O voo acelerado ou a viagem rápida metamorfosearam insidiosamente a festa
e consagraram o naufrágio como fim último do prazer.
«Estética do Desaparecimento». Paul Virilio
Os turistas e os terroristas têm o mesmo desejo de autenticidade. Mas o autêntico retrocede à medida que avança a sua falta de autenticidade. […] Para sua infelicidade, a única coisa que podem fazer é destruir. Os turistas destroem significados, os terroristas destroem os turistas.
«Millenium». Hakim Bey
Muitas vezes visto como elemento ornamental, o monumento público à catástrofe está, no entanto, carregado de ideologia e valores funcionais, servindo mais para legitimação do poder estabelecido do que para a reparação das comunidades afetadas pelas catástrofes. Esta função é evidente não só no caráter seletivo da homenagem à memória, mas também na prática do esquecimento, que classifica a tragédia de acordo com a qualidade das vítimas ou evita deliberadamente a revisão histórica das atrocidades do Ocidente. Sintomática desta utilidade é a constante modificação simbólica de muitas destas esculturas, cujas alterações acompanham a evolução ideológica dos territórios em que foram erigidas.
A tendência para a desigualdade e para a repressão, latente em todas as relações de poder, reflete-se nas mesmas categorias com que a linguagem classifica o desastre: epidemia, acidente, hecatombe, extermínio… As coisas complicam-se quando por trás do significado há uma responsabilidade humana indubitável: atentado, matança, massacre, genocídio, feminicídio, guerra… A escolha desta ou daquela categoria no momento de descrever uma morte coletiva revela uma posição política, e prova disso são os debates acesos que disputam a narrativa da história. Quão específico era o objetivo da violência? Quão específicas as suas vítimas?
O monumento e a viagem estão ligados na origem, na forma do menir, do dólmen, do cromeleque, nascidos no universo nómada do Neolítico. Estas primeiras e extremamente simples intervenções humanas na paisagem despoletaram significados complexos ligados à morte de seres mitológicos, à transumância, ao território, aos outros, às múltiplas encruzilhadas do nomadismo. Enquanto sistemas de orientação ou espaços rituais, os monumentos megalíticos assinalaram caminhos, tangíveis ou iniciáticos, conduzindo a humanidade para um território sempre desconhecido.
Houve um tempo em que o ato de caminhar possibilitou o aparecimento do universo simbólico, fruto da especulação intelectual e criativa. Mas a vida sedentária, que deu origem a cidades e ao excedente, às guerras e às hierarquias, também tornou o ato de caminhar numa prática selvagem, antagonista do tempo útil e produtivo, tolerada apenas em períodos de exceção; uma excentricidade lúdica para preencher uma pausa na rotina laboral, tristemente destinada a regenerar a força de trabalho.
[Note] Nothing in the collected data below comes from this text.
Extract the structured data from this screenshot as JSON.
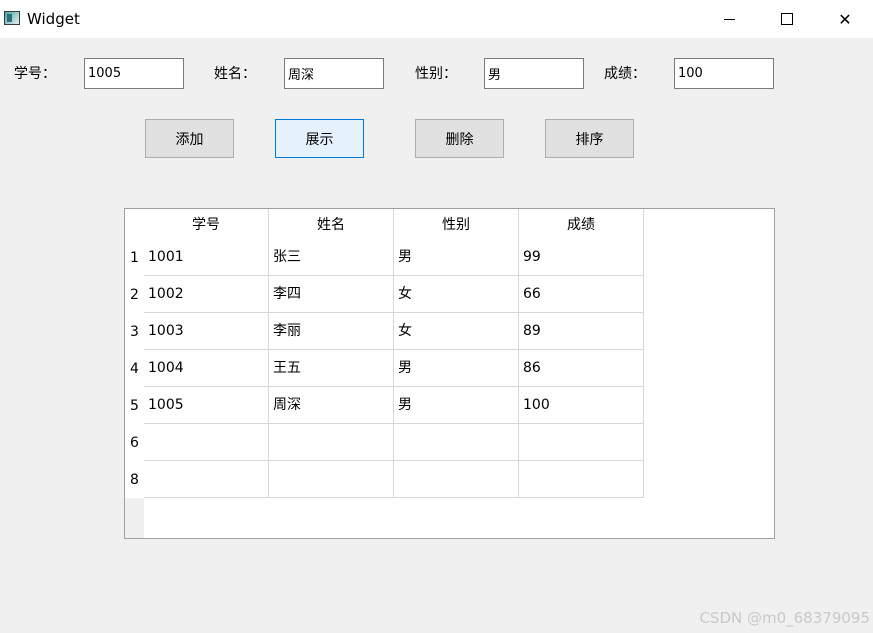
{
  "window": {
    "title": "Widget",
    "minimize_icon": "minimize-icon",
    "maximize_icon": "maximize-icon",
    "close_icon": "close-icon",
    "close_glyph": "✕"
  },
  "form": {
    "id_label": "学号：",
    "id_value": "1005",
    "name_label": "姓名：",
    "name_value": "周深",
    "gender_label": "性别：",
    "gender_value": "男",
    "score_label": "成绩：",
    "score_value": "100"
  },
  "buttons": {
    "add": "添加",
    "show": "展示",
    "delete": "删除",
    "sort": "排序"
  },
  "table": {
    "columns": [
      "学号",
      "姓名",
      "性别",
      "成绩"
    ],
    "row_headers": [
      "1",
      "2",
      "3",
      "4",
      "5",
      "6",
      "8"
    ],
    "rows": [
      [
        "1001",
        "张三",
        "男",
        "99"
      ],
      [
        "1002",
        "李四",
        "女",
        "66"
      ],
      [
        "1003",
        "李丽",
        "女",
        "89"
      ],
      [
        "1004",
        "王五",
        "男",
        "86"
      ],
      [
        "1005",
        "周深",
        "男",
        "100"
      ],
      [
        "",
        "",
        "",
        ""
      ],
      [
        "",
        "",
        "",
        ""
      ]
    ]
  },
  "watermark": "CSDN @m0_68379095",
  "colors": {
    "background": "#f0f0f0",
    "button_face": "#e1e1e1",
    "active_button_border": "#0078d7",
    "active_button_face": "#e5f1fb"
  }
}
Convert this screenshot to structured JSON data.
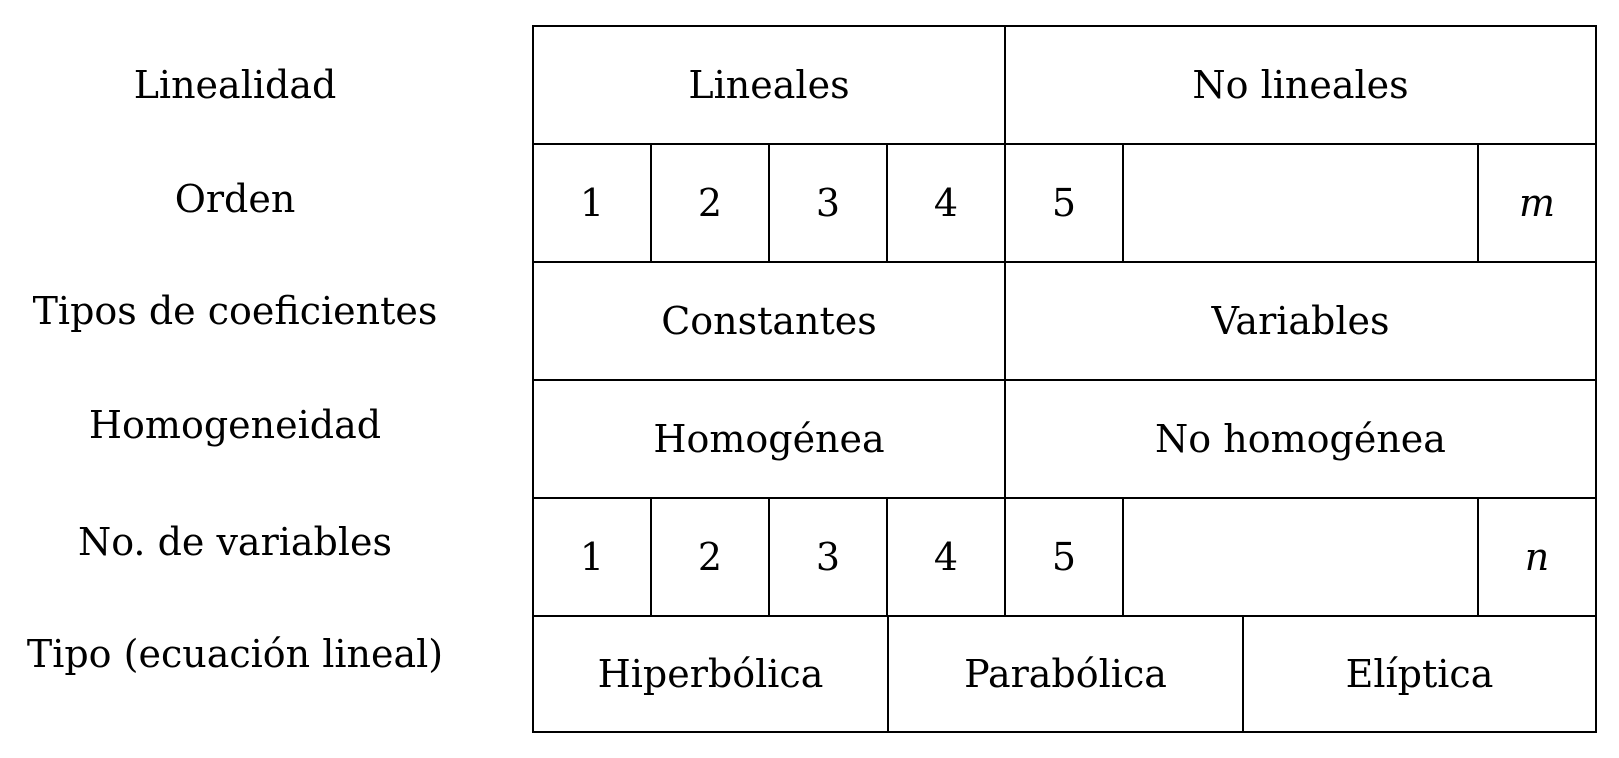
{
  "rows": [
    {
      "label": "Linealidad",
      "cells": [
        "Lineales",
        "No lineales"
      ]
    },
    {
      "label": "Orden",
      "cells": [
        "1",
        "2",
        "3",
        "4",
        "5",
        "",
        "m"
      ]
    },
    {
      "label": "Tipos de coeficientes",
      "cells": [
        "Constantes",
        "Variables"
      ]
    },
    {
      "label": "Homogeneidad",
      "cells": [
        "Homogénea",
        "No homogénea"
      ]
    },
    {
      "label": "No. de variables",
      "cells": [
        "1",
        "2",
        "3",
        "4",
        "5",
        "",
        "n"
      ]
    },
    {
      "label": "Tipo (ecuación lineal)",
      "cells": [
        "Hiperbólica",
        "Parabólica",
        "Elíptica"
      ]
    }
  ]
}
A indústria do turismo reduziu a viagem à pura deslocação, um reinício nas nossas coordenadas diárias, de uma natureza tão efémera e superficial que só podemos esconjurar a frustração vomitando uma coleção compulsiva de imagens como sucedâneo da experiência. Esta viagem praticada como escape ao quotidiano, como forma de fugir aos espaços e aos tempos habituais, tem cada vez menos destinos possíveis. Num mundo globalizado, o território desconhecido desapareceu do mapa. Num mundo de pandemia, a indústria de mobilização de massas de consumidores colapsa, manifestando todos os sintomas da sua profunda insustentabilidade.
Não há fuga possível. Porquê continuar a gerir o atraso do inevitável? Nos sítios onde o turismo tem sucesso, mais cedo ou mais tarde torna-se autodestrutivo. Da viagem entendida como um caminho de transformação resta apenas um Leviatã que nos separa. Paralelamente, surge um turismo da morte para continuar a conferir à viagem uma nova transcendência. O turismo necrológico viaja a Auschwitz, visita o Ground Zero, planeia um roteiro por Chernobyl, faz uma peregrinação pelos espaços de massacre e atentado, do genocídio, da bomba atómica, da guerra. A que tipo de redenção nos conduz o tanatoturismo? Que significados sacrificamos hoje nos cenotes de Yucatán? Podem as homenagens às vítimas da tragédia ser o último espaço profano de confronto com o desconhecido?